CAPÍTULO XIII - CENÁCULO DE NÓS GÓRDIOS E PRIMAVERAS - PARTE III


De acordo com as informações recebidas através de minha esposa, o acontecido fora durante o dia, pois não se lembrava de haver eu dito algo enquanto dormia, o que é muito comum. Aliás, ela tem o costume de dizer que penso tanto que só escrever já não me satisfaz, algo fica por ser escrito, a cabeça permanece cheia ainda.
Lembra-me de haver pronunciado por três vezes, durante o sono, estas palavras: “Vá onde não fui e acabarás não tendo ido”. Uma frase muitíssimo enigmática, inclusive suscitando um mergulho muito profundo na inconsciência. Um enigma. Onde é que desejei ir e não fui? O que desejei conhecer e não conheci? De que estaria a conscientizar-me de sua não realização? A quem estaria eu dizendo para ir onde não fui e acabaria não tendo ido? No sonho à pessoa que atravessaria o abismo, segurando com mãos e pés? Mas quem é essa pessoa em minha realidade, sou esta pessoa, preciso atravessar no cabo de aço dos preconceitos, invejas, ciúmes, discriminações de toda espécie, não compreendido senão por um senáculo de pangarés.


Atravesso-o sim com o maior prazer, mas com certeza se olharem para trás para saberem a extensão do que já andara não saberão e a dúvida sendo tão atroz que cairia para sempre no abismo. Para esta pergunta há uma resposta: não me lembro de haver dito a alguém no sonho. Para as outras há uma resposta na qual me inspiro: com as primaveras chegando, enfim estou com quarenta e seis anos, estou a conscientizar-me de muitas coisas, estou adquirindo mais senso das situações e circunstâncias de minha vida.

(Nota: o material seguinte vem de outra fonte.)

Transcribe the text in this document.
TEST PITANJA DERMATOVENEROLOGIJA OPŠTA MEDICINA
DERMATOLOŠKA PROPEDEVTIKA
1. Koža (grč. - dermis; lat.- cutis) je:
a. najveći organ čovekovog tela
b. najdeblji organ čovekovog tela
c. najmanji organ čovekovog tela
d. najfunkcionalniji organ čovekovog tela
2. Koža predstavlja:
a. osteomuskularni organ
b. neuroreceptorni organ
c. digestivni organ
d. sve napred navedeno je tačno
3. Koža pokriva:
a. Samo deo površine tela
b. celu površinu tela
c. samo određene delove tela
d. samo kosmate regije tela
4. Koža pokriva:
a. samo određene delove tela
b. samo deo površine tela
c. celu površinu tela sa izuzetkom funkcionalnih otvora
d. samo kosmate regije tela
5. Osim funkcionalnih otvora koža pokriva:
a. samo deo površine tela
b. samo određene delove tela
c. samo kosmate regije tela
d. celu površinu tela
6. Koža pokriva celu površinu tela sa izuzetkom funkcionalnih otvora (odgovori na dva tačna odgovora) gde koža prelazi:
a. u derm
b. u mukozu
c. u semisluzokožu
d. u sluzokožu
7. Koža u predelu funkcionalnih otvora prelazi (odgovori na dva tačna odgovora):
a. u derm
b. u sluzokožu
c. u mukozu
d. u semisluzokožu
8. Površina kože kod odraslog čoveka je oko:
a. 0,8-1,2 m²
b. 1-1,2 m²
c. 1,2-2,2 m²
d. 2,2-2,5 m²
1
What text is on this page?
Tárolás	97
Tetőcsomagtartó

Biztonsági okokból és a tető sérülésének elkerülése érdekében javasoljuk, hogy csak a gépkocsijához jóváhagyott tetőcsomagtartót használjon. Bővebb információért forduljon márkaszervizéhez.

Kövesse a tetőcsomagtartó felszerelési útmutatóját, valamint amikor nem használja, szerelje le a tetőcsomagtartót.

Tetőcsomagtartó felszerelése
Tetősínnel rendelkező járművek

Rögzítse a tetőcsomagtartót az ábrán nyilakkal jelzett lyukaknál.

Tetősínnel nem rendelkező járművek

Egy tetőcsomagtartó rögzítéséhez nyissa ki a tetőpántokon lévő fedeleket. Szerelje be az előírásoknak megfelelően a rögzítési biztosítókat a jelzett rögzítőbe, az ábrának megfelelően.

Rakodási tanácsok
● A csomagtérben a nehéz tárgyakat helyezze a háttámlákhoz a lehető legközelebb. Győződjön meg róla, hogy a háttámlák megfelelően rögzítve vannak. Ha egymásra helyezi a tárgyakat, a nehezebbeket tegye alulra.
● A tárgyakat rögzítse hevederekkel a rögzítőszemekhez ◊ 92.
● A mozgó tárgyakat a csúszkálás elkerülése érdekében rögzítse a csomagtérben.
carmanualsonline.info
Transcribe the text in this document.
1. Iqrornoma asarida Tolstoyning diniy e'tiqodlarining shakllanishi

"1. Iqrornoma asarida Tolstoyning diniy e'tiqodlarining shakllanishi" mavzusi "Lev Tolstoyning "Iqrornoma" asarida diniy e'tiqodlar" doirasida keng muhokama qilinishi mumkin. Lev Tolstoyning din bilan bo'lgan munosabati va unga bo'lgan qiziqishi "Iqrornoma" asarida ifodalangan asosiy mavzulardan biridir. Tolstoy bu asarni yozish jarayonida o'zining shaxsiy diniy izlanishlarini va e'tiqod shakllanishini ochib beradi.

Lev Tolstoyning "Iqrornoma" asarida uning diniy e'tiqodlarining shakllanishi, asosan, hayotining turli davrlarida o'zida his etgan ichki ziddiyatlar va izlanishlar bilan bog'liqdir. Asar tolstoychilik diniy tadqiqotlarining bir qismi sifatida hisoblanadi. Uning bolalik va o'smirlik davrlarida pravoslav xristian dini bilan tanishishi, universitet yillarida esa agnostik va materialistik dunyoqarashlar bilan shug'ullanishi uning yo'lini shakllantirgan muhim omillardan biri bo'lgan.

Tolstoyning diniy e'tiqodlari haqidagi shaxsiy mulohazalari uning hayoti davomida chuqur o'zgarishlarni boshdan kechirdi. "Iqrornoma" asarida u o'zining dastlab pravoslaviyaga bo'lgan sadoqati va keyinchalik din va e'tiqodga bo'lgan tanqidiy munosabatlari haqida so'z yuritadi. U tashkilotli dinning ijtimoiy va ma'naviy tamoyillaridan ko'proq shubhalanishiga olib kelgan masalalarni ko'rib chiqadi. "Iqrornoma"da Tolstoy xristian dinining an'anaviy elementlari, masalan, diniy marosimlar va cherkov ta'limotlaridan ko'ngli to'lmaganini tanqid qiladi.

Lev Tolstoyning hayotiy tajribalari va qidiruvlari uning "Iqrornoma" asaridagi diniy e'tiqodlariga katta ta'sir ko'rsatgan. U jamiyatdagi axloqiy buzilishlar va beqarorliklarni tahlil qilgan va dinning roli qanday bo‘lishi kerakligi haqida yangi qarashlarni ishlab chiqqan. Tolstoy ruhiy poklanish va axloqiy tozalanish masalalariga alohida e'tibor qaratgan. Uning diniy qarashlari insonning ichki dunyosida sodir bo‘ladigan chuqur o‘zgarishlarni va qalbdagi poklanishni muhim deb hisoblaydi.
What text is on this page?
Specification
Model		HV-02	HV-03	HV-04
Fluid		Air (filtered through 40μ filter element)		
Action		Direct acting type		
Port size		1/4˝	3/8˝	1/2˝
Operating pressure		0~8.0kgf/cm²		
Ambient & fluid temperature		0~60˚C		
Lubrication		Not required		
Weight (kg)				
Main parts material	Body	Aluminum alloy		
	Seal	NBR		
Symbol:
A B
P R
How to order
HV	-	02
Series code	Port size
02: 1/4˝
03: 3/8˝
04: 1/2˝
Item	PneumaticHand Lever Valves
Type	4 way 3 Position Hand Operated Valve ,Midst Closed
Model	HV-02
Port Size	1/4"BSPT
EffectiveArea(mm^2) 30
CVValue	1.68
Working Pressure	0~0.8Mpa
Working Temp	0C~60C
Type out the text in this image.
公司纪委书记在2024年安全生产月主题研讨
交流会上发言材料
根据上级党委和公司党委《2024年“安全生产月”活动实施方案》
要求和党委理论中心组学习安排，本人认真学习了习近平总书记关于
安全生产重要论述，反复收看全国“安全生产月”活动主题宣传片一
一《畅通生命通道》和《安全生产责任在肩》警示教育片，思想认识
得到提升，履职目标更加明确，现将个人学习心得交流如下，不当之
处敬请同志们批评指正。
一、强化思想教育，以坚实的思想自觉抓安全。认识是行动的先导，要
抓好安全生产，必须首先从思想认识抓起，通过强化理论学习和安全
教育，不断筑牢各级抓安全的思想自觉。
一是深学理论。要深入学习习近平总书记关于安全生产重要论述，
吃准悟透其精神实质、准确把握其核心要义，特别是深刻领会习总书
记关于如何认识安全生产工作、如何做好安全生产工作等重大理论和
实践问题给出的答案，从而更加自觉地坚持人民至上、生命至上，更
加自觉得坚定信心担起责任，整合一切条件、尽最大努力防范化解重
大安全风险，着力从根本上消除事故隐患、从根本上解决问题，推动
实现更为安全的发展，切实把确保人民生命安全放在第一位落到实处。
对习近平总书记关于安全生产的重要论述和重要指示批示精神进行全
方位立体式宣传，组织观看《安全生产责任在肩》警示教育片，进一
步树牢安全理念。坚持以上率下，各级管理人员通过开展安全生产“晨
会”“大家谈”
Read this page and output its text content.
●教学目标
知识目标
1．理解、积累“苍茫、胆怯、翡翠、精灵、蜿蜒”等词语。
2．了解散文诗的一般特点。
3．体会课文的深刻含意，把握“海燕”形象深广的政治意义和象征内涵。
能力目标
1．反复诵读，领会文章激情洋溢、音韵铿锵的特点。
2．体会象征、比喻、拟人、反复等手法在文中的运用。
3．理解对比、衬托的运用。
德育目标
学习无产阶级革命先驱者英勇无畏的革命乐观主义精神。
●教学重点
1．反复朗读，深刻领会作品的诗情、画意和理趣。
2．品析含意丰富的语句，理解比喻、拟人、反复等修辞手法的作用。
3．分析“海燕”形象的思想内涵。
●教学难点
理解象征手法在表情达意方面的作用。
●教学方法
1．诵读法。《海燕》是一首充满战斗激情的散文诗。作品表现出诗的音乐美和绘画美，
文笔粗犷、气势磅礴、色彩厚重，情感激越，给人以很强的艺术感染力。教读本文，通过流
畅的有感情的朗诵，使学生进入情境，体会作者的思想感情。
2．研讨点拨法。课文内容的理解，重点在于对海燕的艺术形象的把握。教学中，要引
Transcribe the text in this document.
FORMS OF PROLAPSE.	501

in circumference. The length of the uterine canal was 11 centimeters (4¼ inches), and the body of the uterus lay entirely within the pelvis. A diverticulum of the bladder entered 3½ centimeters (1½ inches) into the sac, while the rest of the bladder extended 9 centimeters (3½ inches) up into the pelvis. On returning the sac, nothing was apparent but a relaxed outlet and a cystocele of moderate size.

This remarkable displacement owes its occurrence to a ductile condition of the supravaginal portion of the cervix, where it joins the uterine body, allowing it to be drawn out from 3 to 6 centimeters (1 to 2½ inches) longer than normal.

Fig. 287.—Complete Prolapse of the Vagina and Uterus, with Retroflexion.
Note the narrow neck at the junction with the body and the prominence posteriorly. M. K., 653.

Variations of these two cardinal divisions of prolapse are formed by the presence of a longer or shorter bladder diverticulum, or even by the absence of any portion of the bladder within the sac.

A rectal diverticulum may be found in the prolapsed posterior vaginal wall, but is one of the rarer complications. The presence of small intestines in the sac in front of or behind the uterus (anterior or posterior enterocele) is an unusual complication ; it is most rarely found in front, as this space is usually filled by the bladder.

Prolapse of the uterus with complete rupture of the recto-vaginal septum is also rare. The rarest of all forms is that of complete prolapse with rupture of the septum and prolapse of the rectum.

Acordando por volta das duas horas da tarde, enquanto almoçava comentei com a minha esposa sobre a frase que dissera enquanto dormia, tendo-a memorizado. Discutimos a respeito. Em princípio, fora eu a interpretar tomando em consideração os tempos de verbo existentes nela. Contudo, a esposa fora ainda mais profunda, dizendo que se relacionava com o conhecimento. Este nunca se esgota. No seu entender significava que no meu conhecimento ainda não cheguei ao lugar aonde desejo ir, não alcancei o objetivo que pretendo, devendo ainda continuar a desenvolver o meu conhecimento, continuamente, as minhas estratégias e subterfúgios às vezes escusos e espúrios, para continuar equilibrando-me no cabo de aço atravessando o abismo de um abismo para outro, com um detalhe não mais tendo qualquer noção de onde partira, os extremos se unem e tudo é passar a vida atravessando um vazio sem limite de extensão. Por mais que o desenvolva, vá realizando os meus sonhos, a sede de conhecimento, terei muito a conhecer. O conhecimento nunca se esgota. Tal interpretação se refere à primeira parte: “Vá onde não fui...”
“... e acabarás não tendo ido”, constituindo o final da frase, significava para ela que se alguém decidisse começar a desenvolver o seu conhecimento a partir de onde eu terminei, conhecendo muito mais que eu, enfim, tenho os meus limites, ainda assim não chegará a esgotá-lo, ainda haverá muito a ser conhecido, a ser descoberto. Se este alguém decidir ir onde não fui, acabará não tendo ido, aquando se dignar a pensar e refletir acerca de seu conhecimento, apesar de que terá conhecido muito mais que eu.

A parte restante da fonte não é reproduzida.